The Birth of Telepathy

Approximately three centuries before Mercy and Dante arrived at the undiscovered planet, genetic engineers had created the quantum sense. Those with the right connections or enough influence to get this artificial genetic marker unlocked the ability to perceive and manipulate the quantum entanglements.

By finding entanglements that led to the atoms of a person’s mind, a person with this gene could read thoughts. By “touching” quantum entanglements that led to a spoon, the spoon could be bent. By manipulating entangled atoms and carbon and oxygen, fire could be created.

When this power first appeared in human society, people used the word telepathy to refer to it. That was a word and an idea that had existed in various cultures from time immemorial. It was familiar.

But in fact, the quantum sense went far beyond telepathy.

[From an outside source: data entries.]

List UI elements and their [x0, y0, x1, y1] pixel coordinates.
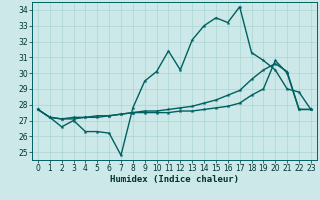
- X-axis label: Humidex (Indice chaleur): Humidex (Indice chaleur): [110, 175, 239, 184]
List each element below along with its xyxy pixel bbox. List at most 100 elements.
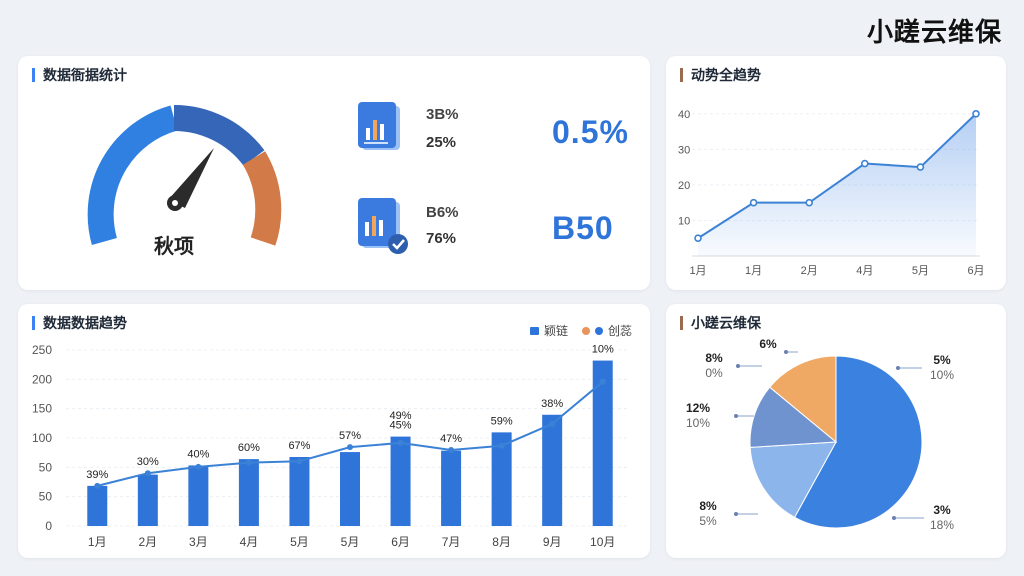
- bars-x-tick: 7月: [442, 535, 461, 549]
- pie-leader-dot: [734, 414, 738, 418]
- legend-item-bars[interactable]: 颖链: [529, 322, 568, 339]
- bars-trend-point: [195, 463, 202, 470]
- trend-x-tick: 6月: [967, 265, 984, 277]
- bar-line-chart: 250 200 150 100 50 50 0 1月 39% 2月 30% 3月 40% 4月 60% 5月 6…: [32, 343, 628, 549]
- bar-data-label: 39%: [86, 469, 108, 481]
- bar-extra-label: 49%: [390, 410, 412, 422]
- bar-data-label: 67%: [288, 440, 310, 452]
- trend-y-tick: 40: [678, 109, 690, 121]
- report-icon: [358, 102, 400, 150]
- gauge-arc-orange: [242, 151, 282, 246]
- trend-point: [916, 163, 925, 171]
- bars-trend-point: [94, 482, 101, 489]
- bar-data-label: 38%: [541, 398, 563, 410]
- bars-x-tick: 10月: [590, 535, 615, 549]
- trend-y-tick: 30: [678, 144, 690, 156]
- trend-point: [749, 198, 758, 207]
- bar: [491, 432, 512, 526]
- bars-x-tick: 9月: [543, 535, 562, 549]
- bar-data-label: 60%: [238, 442, 260, 454]
- trend-area-chart: 40 30 20 10 1月 1月 2月 4月 5月 6月: [678, 109, 985, 277]
- trend-x-tick: 5月: [912, 265, 929, 277]
- trend-point: [861, 159, 869, 168]
- bar: [542, 414, 563, 526]
- trend-line: [697, 113, 977, 240]
- bar-data-label: 59%: [491, 415, 513, 427]
- pie-slice: [749, 386, 838, 448]
- trend-x-tick: 4月: [856, 265, 873, 277]
- trend-area: [698, 113, 976, 257]
- pie-callout-secondary: 10%: [930, 368, 954, 382]
- trend-point: [694, 234, 702, 243]
- trend-point: [805, 198, 813, 207]
- bar: [441, 450, 462, 526]
- pie-leader-dot: [892, 516, 896, 520]
- pie-callout-primary: 5%: [933, 353, 951, 367]
- bars-x-tick: 5月: [290, 535, 309, 549]
- bars-card-title: 数据数据趋势: [32, 316, 127, 330]
- trend-card: 动势全趋势 40 30 20 10 1月 1月 2月 4月 5月 6月: [666, 56, 1006, 290]
- pie-slice: [769, 355, 837, 444]
- pie-callout-secondary: 18%: [930, 518, 954, 532]
- trend-x-tick: 2月: [801, 265, 818, 277]
- trend-x-tick: 1月: [689, 265, 706, 277]
- bars-x-tick: 1月: [88, 535, 107, 549]
- bars-y-tick: 0: [45, 519, 52, 533]
- bars-trend-point: [245, 459, 252, 466]
- pie-leader-dot: [896, 366, 900, 370]
- trend-point: [972, 109, 980, 118]
- bars-trend-point: [498, 442, 505, 449]
- legend-label-line: 创蕊: [607, 324, 632, 338]
- legend-dot-blue: [594, 326, 603, 335]
- stats-card: 数据衙据统计 秋项 3B% 25% 0.5% B6% 76% B50: [18, 56, 650, 290]
- bars-trend-point: [347, 444, 353, 451]
- bars-trend-point: [448, 446, 455, 453]
- pie-card: 小蹉云维保 8% 0% 6% 12% 10% 8% 5% 5% 10% 3% 18%: [666, 304, 1006, 558]
- bar-data-label: 40%: [187, 448, 209, 460]
- stat-big-value-2: B50: [552, 210, 614, 246]
- pie-slice: [793, 355, 923, 529]
- pie-leader-dot: [736, 364, 740, 368]
- stat-pct-top-2: B6%: [426, 204, 459, 221]
- bar: [289, 457, 310, 526]
- bars-x-tick: 2月: [138, 535, 157, 549]
- bar: [238, 459, 259, 526]
- trend-y-tick: 10: [678, 215, 690, 227]
- bars-y-tick: 200: [32, 372, 52, 386]
- gauge-label: 秋项: [154, 236, 194, 258]
- pie-callout-primary: 6%: [759, 337, 777, 351]
- bars-trend-point: [549, 420, 556, 427]
- bars-y-tick: 150: [32, 402, 52, 416]
- bar-data-label: 30%: [137, 456, 159, 468]
- bar: [340, 452, 360, 526]
- document-check-icon: [358, 198, 408, 254]
- bars-x-tick: 4月: [240, 535, 259, 549]
- bars-trend-point: [144, 470, 151, 477]
- pie-callout-primary: 12%: [686, 401, 710, 415]
- bars-trend-point: [296, 458, 303, 465]
- legend-label-bars: 颖链: [543, 324, 568, 338]
- bar: [87, 485, 108, 526]
- gauge-needle: [167, 148, 214, 211]
- pie-slice: [749, 441, 837, 519]
- legend-item-line[interactable]: 创蕊: [581, 322, 632, 339]
- pie-leader-dot: [734, 512, 738, 516]
- stat-pct-bottom-1: 25%: [426, 134, 457, 151]
- gauge-arcs: [87, 105, 282, 246]
- gauge-arc-blue: [87, 105, 178, 246]
- pie-leader-dot: [784, 350, 788, 354]
- gauge-arc-darkblue: [173, 105, 265, 167]
- bar-data-label: 45%: [390, 420, 412, 432]
- stats-card-title: 数据衙据统计: [32, 68, 127, 82]
- bars-x-tick: 3月: [189, 535, 208, 549]
- pie-callout-primary: 3%: [933, 503, 951, 517]
- bars-x-tick: 8月: [492, 535, 511, 549]
- pie-callout-secondary: 5%: [699, 514, 717, 528]
- trend-x-tick: 1月: [745, 265, 762, 277]
- bars-y-tick: 50: [39, 460, 53, 474]
- legend-dot-orange: [581, 326, 590, 335]
- bars-y-tick: 250: [32, 343, 52, 357]
- bars-card: 数据数据趋势 颖链 创蕊 250 200 150 100 50 50 0 1月 39% 2月 30%…: [18, 304, 650, 558]
- bar: [137, 474, 158, 526]
- bars-trend-point: [599, 378, 606, 385]
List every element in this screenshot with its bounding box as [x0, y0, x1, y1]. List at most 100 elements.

The ability to move objects without touching them, to start fires without matches, to read another person’s thoughts, and even to control another person’s thoughts … these created an immediate division. People with the status to get the gene were immediately more powerful than people without.

It wasn’t long before conflict broke out. Some telepaths believed it was only natural to use this new power however they wanted, to get what they wanted. A wolf doesn’t feel guilty about using its superior strength to eat a mouse; likewise a person with the quantum sense had no need to feel guilty about using his or her superior strength to make another human a slave.

They called themselves Archons, an old Greek word that referred to rulers.

Sooner or later, though, a different faction of telepaths emerged. They believed that a person born with greater strength had the duty to help those without that strength. 

They called themselves The Gentle Hand, and their efforts to free the Archons’ slaves led to war.

History called it the Gene War, and it nearly drove humanity to extinction.